General Mixed Multi-Soliton Solutions to One-Dimensional Multicomponent Yajima-Oikawa System

TL;DR

This paper derives a comprehensive class of mixed bright-dark multi-soliton solutions for the multicomponent Yajima-Oikawa system, revealing collision behaviors and unifying various soliton configurations using the KP-hierarchy reduction method.

Contribution

It introduces a general Gram determinant form for mixed N-soliton solutions in the multicomponent Yajima-Oikawa system, encompassing all bright and dark soliton cases.

Findings

Inelastic collisions occur only among bright solitons in SW components.

Dark solitons in SW and bright solitons in LW always undergo elastic collisions.

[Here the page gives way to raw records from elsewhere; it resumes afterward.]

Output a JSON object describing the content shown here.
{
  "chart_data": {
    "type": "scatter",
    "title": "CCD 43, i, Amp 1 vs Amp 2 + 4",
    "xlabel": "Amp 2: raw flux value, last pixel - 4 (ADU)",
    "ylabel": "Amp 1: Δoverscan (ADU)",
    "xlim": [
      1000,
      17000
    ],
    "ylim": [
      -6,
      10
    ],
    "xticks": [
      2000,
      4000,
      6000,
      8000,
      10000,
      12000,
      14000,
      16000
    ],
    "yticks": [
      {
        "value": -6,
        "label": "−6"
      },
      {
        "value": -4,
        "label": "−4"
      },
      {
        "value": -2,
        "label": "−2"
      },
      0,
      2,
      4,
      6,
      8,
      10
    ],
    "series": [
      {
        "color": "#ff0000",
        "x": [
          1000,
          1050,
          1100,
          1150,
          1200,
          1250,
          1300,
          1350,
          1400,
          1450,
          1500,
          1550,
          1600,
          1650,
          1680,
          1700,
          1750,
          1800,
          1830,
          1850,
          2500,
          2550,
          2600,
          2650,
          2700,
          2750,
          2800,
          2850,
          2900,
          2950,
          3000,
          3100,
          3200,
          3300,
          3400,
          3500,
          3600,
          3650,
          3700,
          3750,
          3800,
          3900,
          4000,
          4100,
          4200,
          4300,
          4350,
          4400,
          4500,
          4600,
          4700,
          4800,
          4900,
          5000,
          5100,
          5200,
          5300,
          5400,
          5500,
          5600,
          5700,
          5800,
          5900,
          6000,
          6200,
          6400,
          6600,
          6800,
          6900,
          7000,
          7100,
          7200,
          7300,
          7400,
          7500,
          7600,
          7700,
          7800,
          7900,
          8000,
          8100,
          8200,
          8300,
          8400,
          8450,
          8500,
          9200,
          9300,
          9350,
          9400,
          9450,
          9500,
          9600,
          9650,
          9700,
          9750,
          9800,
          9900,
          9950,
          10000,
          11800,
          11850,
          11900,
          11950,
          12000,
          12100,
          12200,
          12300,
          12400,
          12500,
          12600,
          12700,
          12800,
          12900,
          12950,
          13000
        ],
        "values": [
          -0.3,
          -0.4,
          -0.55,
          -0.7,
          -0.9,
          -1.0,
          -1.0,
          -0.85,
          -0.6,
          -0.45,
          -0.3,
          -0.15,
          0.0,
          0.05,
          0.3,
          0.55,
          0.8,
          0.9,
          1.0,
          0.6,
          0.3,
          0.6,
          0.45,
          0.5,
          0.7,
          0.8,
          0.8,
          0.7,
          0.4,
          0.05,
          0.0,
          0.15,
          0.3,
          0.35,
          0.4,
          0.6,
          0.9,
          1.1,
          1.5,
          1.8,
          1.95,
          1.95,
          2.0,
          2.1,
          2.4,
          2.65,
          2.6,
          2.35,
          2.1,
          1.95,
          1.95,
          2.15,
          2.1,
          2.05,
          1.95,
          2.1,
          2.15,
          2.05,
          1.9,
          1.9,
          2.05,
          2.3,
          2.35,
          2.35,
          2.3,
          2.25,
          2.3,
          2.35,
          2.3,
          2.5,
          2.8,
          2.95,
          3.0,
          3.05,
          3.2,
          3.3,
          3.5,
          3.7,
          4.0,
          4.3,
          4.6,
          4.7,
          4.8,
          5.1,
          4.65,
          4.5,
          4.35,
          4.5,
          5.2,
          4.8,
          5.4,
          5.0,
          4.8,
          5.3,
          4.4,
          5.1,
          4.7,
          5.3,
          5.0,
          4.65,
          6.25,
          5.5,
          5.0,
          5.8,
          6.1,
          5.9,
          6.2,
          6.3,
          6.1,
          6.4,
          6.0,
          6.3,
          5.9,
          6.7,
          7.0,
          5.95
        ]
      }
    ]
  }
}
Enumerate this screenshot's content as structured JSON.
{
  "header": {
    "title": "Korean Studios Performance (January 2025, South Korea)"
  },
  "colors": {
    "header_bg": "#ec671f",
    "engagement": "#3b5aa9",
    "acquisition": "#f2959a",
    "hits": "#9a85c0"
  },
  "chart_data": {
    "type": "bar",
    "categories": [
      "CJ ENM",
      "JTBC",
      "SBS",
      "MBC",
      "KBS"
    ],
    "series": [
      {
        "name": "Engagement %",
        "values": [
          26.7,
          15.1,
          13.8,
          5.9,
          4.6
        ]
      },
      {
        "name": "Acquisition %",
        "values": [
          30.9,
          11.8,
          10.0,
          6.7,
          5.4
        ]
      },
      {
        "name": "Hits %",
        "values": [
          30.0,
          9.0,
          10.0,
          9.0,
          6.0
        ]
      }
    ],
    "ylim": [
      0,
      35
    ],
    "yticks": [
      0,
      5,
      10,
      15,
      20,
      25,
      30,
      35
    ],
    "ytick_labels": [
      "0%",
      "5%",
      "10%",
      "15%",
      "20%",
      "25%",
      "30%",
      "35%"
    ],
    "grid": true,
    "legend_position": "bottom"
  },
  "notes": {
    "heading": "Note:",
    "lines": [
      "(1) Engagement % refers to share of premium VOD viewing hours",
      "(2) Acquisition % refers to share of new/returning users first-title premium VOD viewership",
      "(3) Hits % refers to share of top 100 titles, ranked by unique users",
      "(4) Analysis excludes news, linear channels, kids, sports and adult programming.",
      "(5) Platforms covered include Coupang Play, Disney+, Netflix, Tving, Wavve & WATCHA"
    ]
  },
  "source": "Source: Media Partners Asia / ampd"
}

The solutions unify all bright and dark N-soliton configurations.

Abstract

In this paper, we derive a general mixed (bright-dark) multi-soliton solution to a one-dimensional multicomponent Yajima-Oikawa (YO) system, i.e., the (M+1)-component YO system comprised of M-component short waves (SWs) and one-component long wave (LW) for all possible combinations of nonlinearity coefficients including positive, negative and mixed types. With the help of the KP-hierarchy reduction method, we firstly construct two types of general mixed N-soliton solution (two-bright-one-dark soliton and one-bright-two-dark one for SW components) to the (3+1)-component YO system in detail. Then by extending the corresponding analysis to the (M+1)-component YO system, a general mixed N-soliton solution in Gram determinant form is obtained. The expression of the mixed soliton solution also contains the general all bright and all dark N-soliton solution as special cases. Besides, the dynamical analysis shows that the inelastic collision can only take place among SW components when at least two SW components have bright solitons in mixed type soliton solution. Whereas, the dark solitons in SW components and the bright soliton in LW component always undergo usual elastic collision.